Paul Allen, the world's seventh-richest person according to Forbes magazine, will make the investment through Global Vulcan Energy International, a wholly-owned subsidiary of his personal investment vehicle, Vulcan Capital.
"We signed a memorandum of understanding on Thursday with the U.S energy firm, which will invest $1.6 billion in the next three years," said Mahmudur Rahman, executive chairman of Bangladesh's Board of Investment (BOI).
Vulcan will spend $900 million of Allen's $21 billion fortune building a number of gas-run power plants with a total 1,800 megawatts (MW) of capacity -- equivalent to almost half of existing national capacity.
The new plants will help meet new demand that is set to double to 7,000 MW by 2007, and make up a power shortfall that already stands at between 500 MW and 700 MW.

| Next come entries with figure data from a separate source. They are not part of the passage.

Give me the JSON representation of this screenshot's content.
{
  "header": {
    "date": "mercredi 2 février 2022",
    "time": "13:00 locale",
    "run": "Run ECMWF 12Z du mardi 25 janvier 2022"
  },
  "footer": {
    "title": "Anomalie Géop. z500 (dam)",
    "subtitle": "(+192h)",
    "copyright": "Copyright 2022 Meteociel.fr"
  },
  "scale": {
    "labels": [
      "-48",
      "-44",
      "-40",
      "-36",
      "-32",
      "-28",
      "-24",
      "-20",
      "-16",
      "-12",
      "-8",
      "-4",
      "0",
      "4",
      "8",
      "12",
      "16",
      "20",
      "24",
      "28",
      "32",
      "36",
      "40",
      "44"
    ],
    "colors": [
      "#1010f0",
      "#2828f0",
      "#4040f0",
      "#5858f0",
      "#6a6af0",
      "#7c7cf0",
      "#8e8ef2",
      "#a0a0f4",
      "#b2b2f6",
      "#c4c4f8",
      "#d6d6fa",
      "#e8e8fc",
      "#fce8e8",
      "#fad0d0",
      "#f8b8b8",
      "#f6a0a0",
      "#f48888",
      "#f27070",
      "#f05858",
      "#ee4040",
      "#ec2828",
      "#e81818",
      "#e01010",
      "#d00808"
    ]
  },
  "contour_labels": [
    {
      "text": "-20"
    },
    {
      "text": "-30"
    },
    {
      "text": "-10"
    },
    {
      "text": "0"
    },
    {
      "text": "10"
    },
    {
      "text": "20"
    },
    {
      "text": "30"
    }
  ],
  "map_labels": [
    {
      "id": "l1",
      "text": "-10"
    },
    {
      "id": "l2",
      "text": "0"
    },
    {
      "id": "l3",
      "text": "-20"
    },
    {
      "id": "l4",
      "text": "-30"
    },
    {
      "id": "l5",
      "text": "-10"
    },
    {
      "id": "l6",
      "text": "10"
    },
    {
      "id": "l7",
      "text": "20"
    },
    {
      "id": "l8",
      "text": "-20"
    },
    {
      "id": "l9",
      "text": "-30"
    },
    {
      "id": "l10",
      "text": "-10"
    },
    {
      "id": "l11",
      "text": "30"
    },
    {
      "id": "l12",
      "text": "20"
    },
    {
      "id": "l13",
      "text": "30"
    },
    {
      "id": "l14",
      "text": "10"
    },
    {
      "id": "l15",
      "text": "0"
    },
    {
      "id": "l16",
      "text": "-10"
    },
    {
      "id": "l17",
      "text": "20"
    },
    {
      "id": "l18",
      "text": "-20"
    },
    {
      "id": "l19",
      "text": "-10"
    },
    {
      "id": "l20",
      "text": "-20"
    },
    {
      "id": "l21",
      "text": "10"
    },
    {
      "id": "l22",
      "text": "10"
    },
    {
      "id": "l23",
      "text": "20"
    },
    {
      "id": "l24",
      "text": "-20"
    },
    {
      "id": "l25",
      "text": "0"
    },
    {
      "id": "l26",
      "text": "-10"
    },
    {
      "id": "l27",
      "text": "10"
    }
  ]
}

Vulcan will also build two plants with the capacity to produce 140,000 tonnes of carbon-based organic fertilizer at a cost of $200 million, and set up a $500 million project to capture methane gas for power production from coal mines, Mahmudur told Reuters.
Allen's injection of funds will be the second biggest in Bangladesh behind a $2.5 billion project by India's Tata group. Together, the two investments dwarf total foreign direct investment of 3 billion since Bangladesh became a nation in the early 1970s.
Half of Bangladesh's population lives below the poverty line, and the nation is home to the third highest number of poor people in the world behind India and China, according to the World Bank. However, GDP grew by six percent last year and is set to grow a further 5 percent in the 2004/05 fiscal year.
Mahmudur said Vulcan's president, Ford F. Graham, and other senior company executives, visited proposed plant sites last week and held meetings with Bangladeshi officials.
The firm will start a feasibility study in May, which will be completed within the next six months.